Text embeddings#

A text embedding is a high-dimensional latent space where words or phrases are represented as vectors. In this notebook we will determine the vectors for a couple of words. For visualization purposes, we will apply principal-component-analysis to these vectors and display the relationship of the words in two-dimensional space.

import openai
import numpy as np
import matplotlib.pyplot as plt
from sklearn.decomposition import PCA

This helper functions will serve us to determine the vector for each word / text.

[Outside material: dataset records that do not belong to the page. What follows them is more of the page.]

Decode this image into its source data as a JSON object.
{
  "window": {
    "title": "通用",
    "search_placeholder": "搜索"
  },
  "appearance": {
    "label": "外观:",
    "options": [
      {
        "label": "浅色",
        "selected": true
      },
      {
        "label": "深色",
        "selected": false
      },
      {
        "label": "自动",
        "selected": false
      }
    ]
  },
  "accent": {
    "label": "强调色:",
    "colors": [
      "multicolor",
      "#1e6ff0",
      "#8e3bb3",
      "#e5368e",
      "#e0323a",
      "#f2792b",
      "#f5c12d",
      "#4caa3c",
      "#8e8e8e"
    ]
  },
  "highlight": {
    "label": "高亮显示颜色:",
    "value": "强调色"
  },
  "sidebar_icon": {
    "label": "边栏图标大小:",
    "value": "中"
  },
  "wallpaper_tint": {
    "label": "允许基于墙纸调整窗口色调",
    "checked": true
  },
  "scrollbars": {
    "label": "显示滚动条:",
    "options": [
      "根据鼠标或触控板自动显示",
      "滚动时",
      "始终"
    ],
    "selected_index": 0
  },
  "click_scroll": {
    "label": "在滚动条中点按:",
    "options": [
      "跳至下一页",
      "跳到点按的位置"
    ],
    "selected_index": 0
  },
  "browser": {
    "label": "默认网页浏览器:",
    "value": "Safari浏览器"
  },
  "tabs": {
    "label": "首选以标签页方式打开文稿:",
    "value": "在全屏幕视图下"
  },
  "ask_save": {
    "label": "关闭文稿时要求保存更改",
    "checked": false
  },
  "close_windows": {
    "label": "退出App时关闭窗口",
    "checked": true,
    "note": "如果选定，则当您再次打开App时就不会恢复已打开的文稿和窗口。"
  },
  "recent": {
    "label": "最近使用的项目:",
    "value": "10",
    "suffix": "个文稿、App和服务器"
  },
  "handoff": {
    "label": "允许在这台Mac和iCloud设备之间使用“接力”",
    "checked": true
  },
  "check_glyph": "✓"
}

from llama_index.embeddings.huggingface import HuggingFaceEmbedding

embed_model = HuggingFaceEmbedding(model_name="BAAI/bge-base-en-v1.5")

def embed(text):
    return embed_model._get_text_embedding(text)
vector = embed("Hello world")
vector[:3]
[0.010724308900535107, 0.05578264966607094, 0.027084074914455414]
len(vector)
768
words = ["dog", "cat", "hamster", "guinea pig", "pet", "microscope"]

# Example of input dictionary
object_coords = {word: embed(word) for word in words}
# Extract names and numerical lists
names = list(object_coords.keys())
data_matrix = np.array(list(object_coords.values()))

# Apply PCA
pca = PCA(n_components=2)  # Reduce to 2 components for visualization
transformed_data = pca.fit_transform(data_matrix)

# Create scatter plot
plt.figure(figsize=(3, 3))
plt.scatter(transformed_data[:, 0], transformed_data[:, 1])

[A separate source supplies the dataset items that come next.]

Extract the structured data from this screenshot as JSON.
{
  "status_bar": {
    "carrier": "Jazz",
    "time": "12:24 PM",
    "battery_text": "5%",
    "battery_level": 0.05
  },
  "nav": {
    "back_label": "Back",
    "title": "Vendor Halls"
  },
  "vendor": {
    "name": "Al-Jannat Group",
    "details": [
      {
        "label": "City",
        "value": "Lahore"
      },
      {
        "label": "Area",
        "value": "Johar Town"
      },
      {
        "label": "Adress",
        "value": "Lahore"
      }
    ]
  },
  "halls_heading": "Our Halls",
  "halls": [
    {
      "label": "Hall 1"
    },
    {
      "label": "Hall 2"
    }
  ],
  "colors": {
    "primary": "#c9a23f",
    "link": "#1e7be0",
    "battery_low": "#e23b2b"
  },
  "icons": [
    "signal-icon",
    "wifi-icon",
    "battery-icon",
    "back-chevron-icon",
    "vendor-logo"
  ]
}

# Annotate data points with names
for i, name in enumerate(names):
    plt.annotate(name, (transformed_data[i, 0], transformed_data[i, 1]))

plt.title('PCA of word embedding')
plt.xlabel('Principal Component 1')
plt.ylabel('Principal Component 2')
plt.show()
../_images/2f43338a77259b130e3461b95772fd064e90abc24b4f2754de9927fc10b06d3b.png

Exercise#

Draw an embedding for words such as “segmentation”, “thresholding”, “filtering”, “convolution”, “denoising”, “measuring”, “plotting”.

  • Could you predict how the words are placed in this space?

  • Draw the same embedding again - is the visualization repeatable?

  • Change the order of the words in the list. Would you expect the visualization to change?

  • Add words such as “banana”, “apple”, “orange”. Could you predict the view?